Selain lebih aman bagi lambung, cold brew juga bisa dikonsumsi kapan saja, baik setelah berbuka maupun di waktu sahur.
Cold brew bisa dinikmati sebagai kopi hitam atau dikombinasikan dengan tambahan seperti susu, krim, atau sirup untuk memberikan rasa yang lebih bervariasi.
Kopi Herbal
Kopi herbal merupakan minuman yang dibuat dari campuran berbagai rempah, akar-akaran, atau buah-buahan yang dikeringkan dan diseduh seperti kopi. Beberapa racikan kopi herbal juga mengandung sedikit kopi, tetapi dengan dominasi bahan alami lainnya.
Rasa kopi herbal lebih kompleks karena campuran bahan-bahan alami yang digunakan. Di beberapa negara Timur Tengah, misalnya, kopi sering kali dipadukan dengan rempah-rempah seperti cengkeh, kapulaga, dan kayu manis untuk menciptakan aroma dan rasa yang khas.
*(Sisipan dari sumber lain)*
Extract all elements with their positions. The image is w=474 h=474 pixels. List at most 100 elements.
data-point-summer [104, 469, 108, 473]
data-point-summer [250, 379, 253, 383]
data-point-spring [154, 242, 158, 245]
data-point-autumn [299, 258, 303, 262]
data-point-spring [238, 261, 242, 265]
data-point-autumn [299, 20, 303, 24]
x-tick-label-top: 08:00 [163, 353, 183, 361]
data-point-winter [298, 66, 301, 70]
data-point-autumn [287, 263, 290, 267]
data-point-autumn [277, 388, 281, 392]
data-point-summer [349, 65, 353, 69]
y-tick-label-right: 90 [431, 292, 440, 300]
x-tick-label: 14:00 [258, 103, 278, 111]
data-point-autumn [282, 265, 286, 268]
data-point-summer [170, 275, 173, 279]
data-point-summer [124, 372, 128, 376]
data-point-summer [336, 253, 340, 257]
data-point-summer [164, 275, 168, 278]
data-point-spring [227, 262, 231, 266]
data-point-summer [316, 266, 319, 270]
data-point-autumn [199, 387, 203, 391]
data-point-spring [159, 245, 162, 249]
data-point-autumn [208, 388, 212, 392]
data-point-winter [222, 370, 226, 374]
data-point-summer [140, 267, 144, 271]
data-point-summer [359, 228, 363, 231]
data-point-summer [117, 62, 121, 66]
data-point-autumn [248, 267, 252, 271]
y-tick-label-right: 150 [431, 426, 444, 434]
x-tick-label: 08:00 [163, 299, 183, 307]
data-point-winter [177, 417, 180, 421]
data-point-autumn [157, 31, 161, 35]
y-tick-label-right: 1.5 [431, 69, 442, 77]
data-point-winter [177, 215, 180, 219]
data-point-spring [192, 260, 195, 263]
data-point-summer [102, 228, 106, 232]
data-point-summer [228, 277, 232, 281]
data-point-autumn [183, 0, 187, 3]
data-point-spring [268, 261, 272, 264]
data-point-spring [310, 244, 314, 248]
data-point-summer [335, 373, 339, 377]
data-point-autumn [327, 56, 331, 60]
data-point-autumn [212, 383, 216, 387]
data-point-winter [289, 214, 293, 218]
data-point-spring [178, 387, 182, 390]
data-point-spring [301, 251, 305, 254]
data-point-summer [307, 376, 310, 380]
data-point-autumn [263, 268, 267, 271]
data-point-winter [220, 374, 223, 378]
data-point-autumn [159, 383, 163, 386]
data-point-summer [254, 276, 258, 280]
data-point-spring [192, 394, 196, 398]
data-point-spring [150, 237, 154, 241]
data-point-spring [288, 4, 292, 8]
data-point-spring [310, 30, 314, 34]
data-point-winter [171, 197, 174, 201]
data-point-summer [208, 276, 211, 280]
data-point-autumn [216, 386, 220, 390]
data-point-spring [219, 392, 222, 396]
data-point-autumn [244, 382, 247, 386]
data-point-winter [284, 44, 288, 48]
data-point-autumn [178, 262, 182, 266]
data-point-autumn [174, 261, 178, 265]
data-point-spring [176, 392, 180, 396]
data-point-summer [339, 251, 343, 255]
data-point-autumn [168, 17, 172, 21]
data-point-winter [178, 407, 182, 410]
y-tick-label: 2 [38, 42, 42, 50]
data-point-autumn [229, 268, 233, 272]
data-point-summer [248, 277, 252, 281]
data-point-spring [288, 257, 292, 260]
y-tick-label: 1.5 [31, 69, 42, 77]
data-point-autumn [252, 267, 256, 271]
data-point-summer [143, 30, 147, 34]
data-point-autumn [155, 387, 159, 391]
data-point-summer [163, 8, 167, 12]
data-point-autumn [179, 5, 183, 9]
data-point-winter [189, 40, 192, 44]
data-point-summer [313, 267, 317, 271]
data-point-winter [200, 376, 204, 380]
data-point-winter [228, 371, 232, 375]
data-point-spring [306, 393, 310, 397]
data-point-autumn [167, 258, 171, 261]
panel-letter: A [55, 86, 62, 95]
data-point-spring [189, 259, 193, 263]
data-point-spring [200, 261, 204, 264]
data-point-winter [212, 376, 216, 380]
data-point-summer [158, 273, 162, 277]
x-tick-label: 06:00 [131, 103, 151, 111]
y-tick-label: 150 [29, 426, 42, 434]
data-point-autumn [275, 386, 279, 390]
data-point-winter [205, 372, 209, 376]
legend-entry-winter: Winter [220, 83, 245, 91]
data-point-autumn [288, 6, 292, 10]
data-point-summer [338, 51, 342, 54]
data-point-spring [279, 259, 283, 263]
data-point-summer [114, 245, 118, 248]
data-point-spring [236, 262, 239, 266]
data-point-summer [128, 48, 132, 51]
Menurut ahli gizi, kopi herbal murni yang tidak mengandung kopi sama sekali tidak memiliki kafein, sehingga bisa menjadi alternatif terbaik bagi mereka yang ingin tetap menikmati minuman dengan cita rasa seperti kopi tanpa efek samping kafein selama Ramadan.
Dengan memilih jenis kopi yang lebih rendah kafein, pencinta kopi tetap bisa menikmati minuman favorit mereka tanpa mengganggu kesehatan selama berpuasa.